In Web ads and at campaign appearances, Republican U.S. Senate candidate Rand Paul sometimes has called on the music of the band Rush to give his message a little pop.
It turns out the campaign wasn't using the music with the band's permission, according to Rush's attorney, Robert Farmer.
Farmer, general counsel for the Anthem Entertainment Group Inc. in Toronto, which is Rush's record label, has sent a letter to Paul campaign officials informing them that they have violated copyright laws -- and urging them to stop."This is not a political issue -- this is a copyright issue," Farmer said in an interview. "We would do this no matter who it is."
Besides, all three members of Rush -- Geddy Lee, Alex Lifeson and Neil Peart -- are Canadians, not Americans, he pointed out.[...]
Jesse Benton, Paul's campaign manager, said in an e-mail: "The background music Dr. Paul has played at events is a non-issue.

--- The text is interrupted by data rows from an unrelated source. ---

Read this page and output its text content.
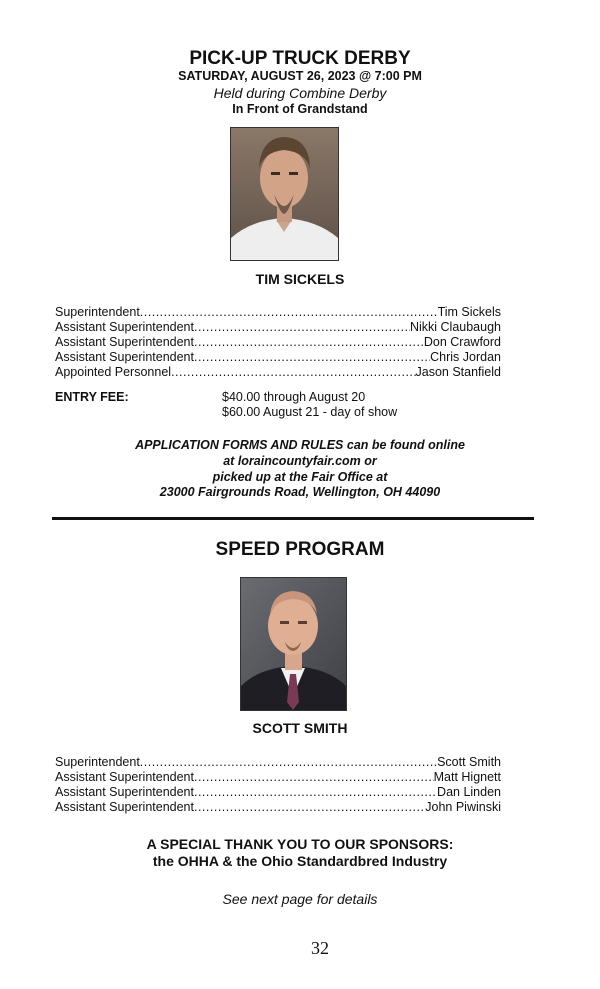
PICK-UP TRUCK DERBY
SATURDAY, AUGUST 26, 2023 @ 7:00 PM
Held during Combine Derby
In Front of Grandstand
TIM SICKELS
Superintendent .....	Tim Sickels
Assistant Superintendent .....	Nikki Claubaugh
Assistant Superintendent .....	Don Crawford
Assistant Superintendent .....	Chris Jordan
Appointed Personnel .....	Jason Stanfield
ENTRY FEE:	$40.00 through August 20
$60.00 August 21 - day of show
APPLICATION FORMS AND RULES can be found online
at loraincountyfair.com or
picked up at the Fair Office at
23000 Fairgrounds Road, Wellington, OH 44090
SPEED PROGRAM
SCOTT SMITH
Superintendent .....	Scott Smith
Assistant Superintendent .....	Matt Hignett
Assistant Superintendent .....	Dan Linden
Assistant Superintendent .....	John Piwinski
A SPECIAL THANK YOU TO OUR SPONSORS:
the OHHA & the Ohio Standardbred Industry
See next page for details
32
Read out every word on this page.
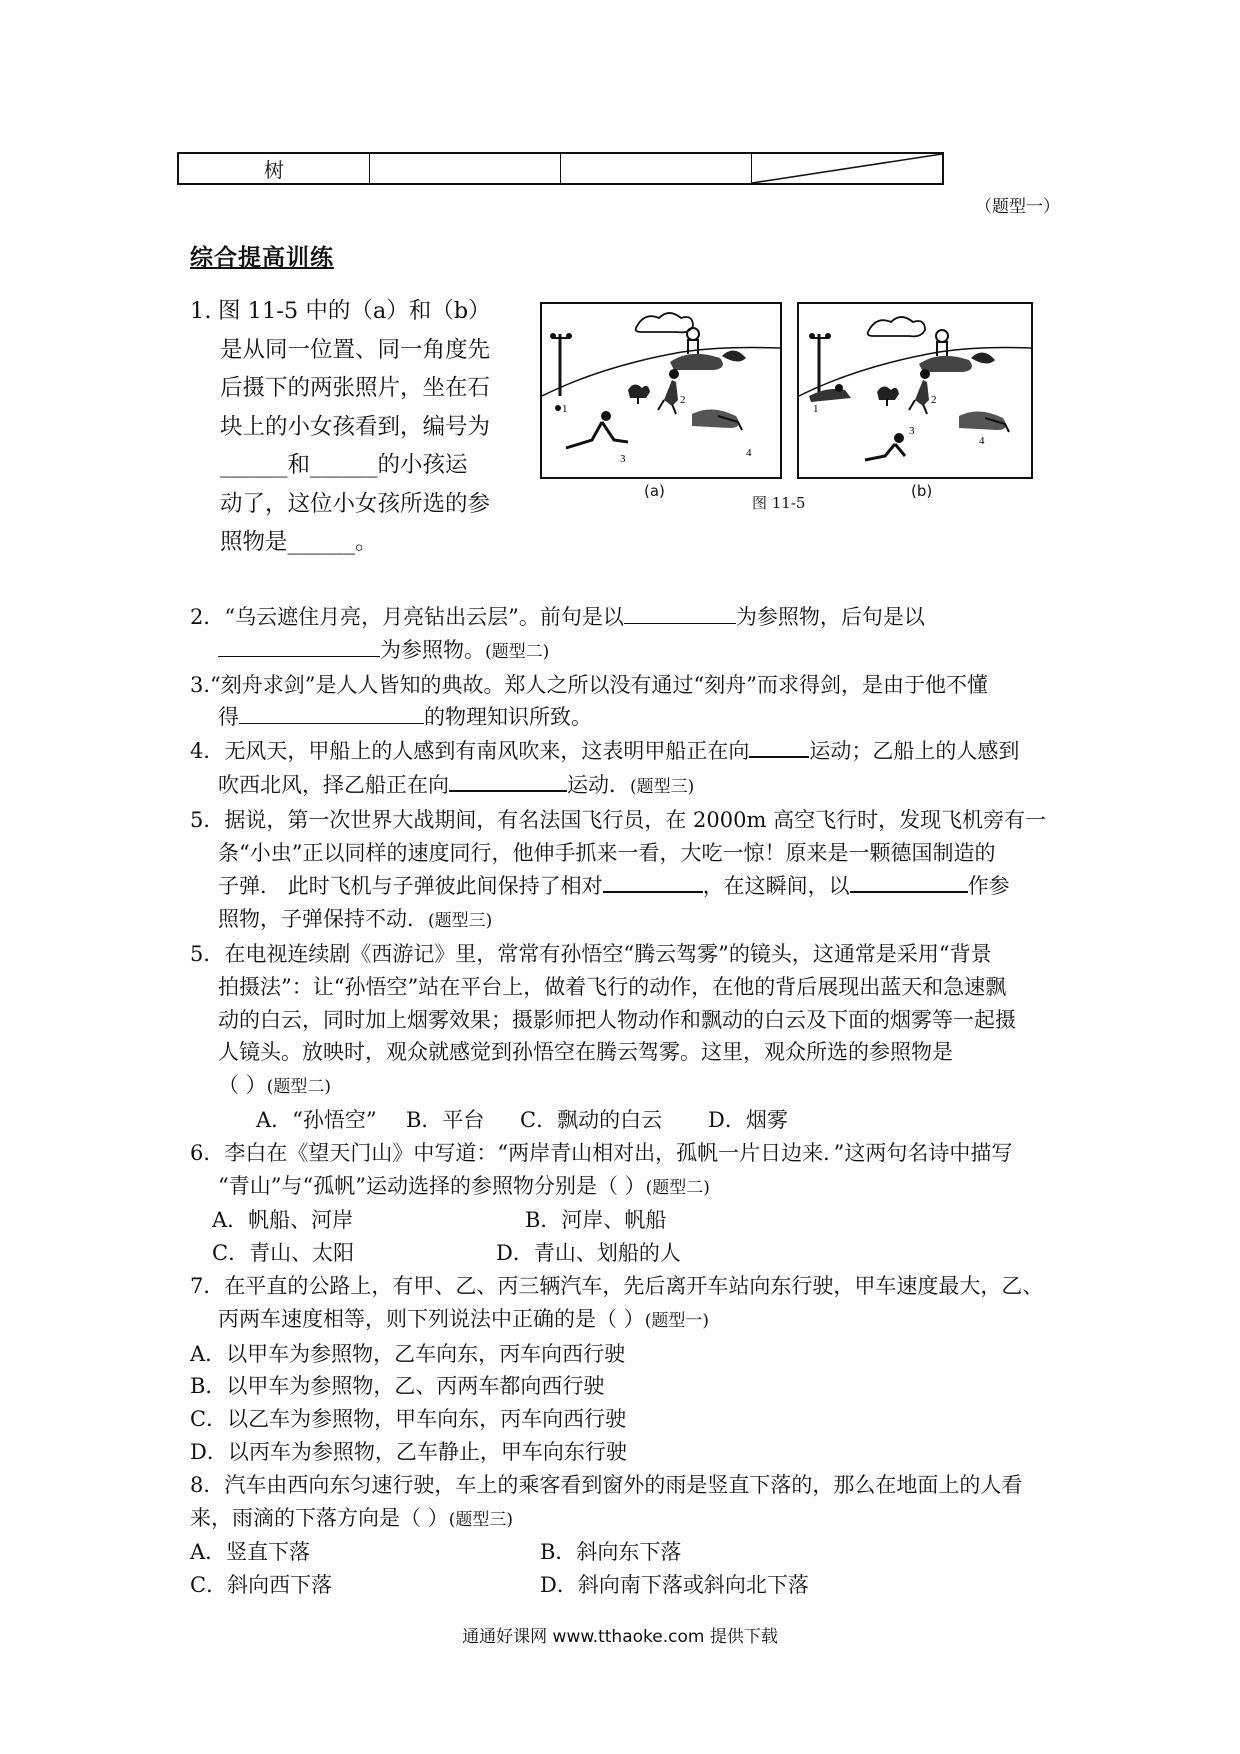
树
（题型一）
综合提高训练
1. 图 11-5 中的（a）和（b）
是从同一位置、同一角度先
后摄下的两张照片，坐在石
块上的小女孩看到，编号为
______和______的小孩运
动了，这位小女孩所选的参
照物是______。
1
2
3	4
(a)
1
2
3
4
(b)
图 11-5
2．“乌云遮住月亮，月亮钻出云层”。前句是以	为参照物，后句是以
为参照物。(题型二)
3.“刻舟求剑”是人人皆知的典故。郑人之所以没有通过“刻舟”而求得剑，是由于他不懂
得	的物理知识所致。
4．无风天，甲船上的人感到有南风吹来，这表明甲船正在向	运动；乙船上的人感到
吹西北风，择乙船正在向	运动．(题型三)
5．据说，第一次世界大战期间，有名法国飞行员，在 2000m 高空飞行时，发现飞机旁有一
条“小虫”正以同样的速度同行，他伸手抓来一看，大吃一惊！原来是一颗德国制造的
子弹． 此时飞机与子弹彼此间保持了相对	，在这瞬间，以	作参
照物，子弹保持不动．(题型三)
5．在电视连续剧《西游记》里，常常有孙悟空“腾云驾雾”的镜头，这通常是采用“背景
拍摄法”：让“孙悟空”站在平台上，做着飞行的动作，在他的背后展现出蓝天和急速飘
动的白云，同时加上烟雾效果；摄影师把人物动作和飘动的白云及下面的烟雾等一起摄
人镜头。放映时，观众就感觉到孙悟空在腾云驾雾。这里，观众所选的参照物是
（ ）(题型二)
A．“孙悟空”	B．平台	C．飘动的白云	D．烟雾
6．李白在《望天门山》中写道：“两岸青山相对出，孤帆一片日边来．”这两句名诗中描写
“青山”与“孤帆”运动选择的参照物分别是（ ）(题型二)
A．帆船、河岸	B．河岸、帆船
C．青山、太阳	D．青山、划船的人
7．在平直的公路上，有甲、乙、丙三辆汽车，先后离开车站向东行驶，甲车速度最大，乙、
丙两车速度相等，则下列说法中正确的是（ ）(题型一)
A．以甲车为参照物，乙车向东，丙车向西行驶
B．以甲车为参照物，乙、丙两车都向西行驶
C．以乙车为参照物，甲车向东，丙车向西行驶
D．以丙车为参照物，乙车静止，甲车向东行驶
8．汽车由西向东匀速行驶，车上的乘客看到窗外的雨是竖直下落的，那么在地面上的人看
来，雨滴的下落方向是（ ）(题型三)
A．竖直下落	B．斜向东下落
C．斜向西下落	D．斜向南下落或斜向北下落
通通好课网 www.tthaoke.com 提供下载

The issues that matter in this campaign are cutting out-of-control deficits, repealing Obama Care and opposing cap and trade."
He did not say if the campaign would stop using the band's music.
Farmer said his next legal step depends on the formal response he gets from the Paul campaign. Defendants in civil suits over copyright infringement can be subject to damages and fines.[...]
"The public performance of Rush's music is not licensed for political purposes: any public venue which allows such use is in breach of its public performance license and also liable for copyright infringement," Farmer said in his letter to the campaign.[...]
At a minimum, the law requires those who want to use copyrighted music to obtain permission from the artist, the songwriter, the record company and the music publisher.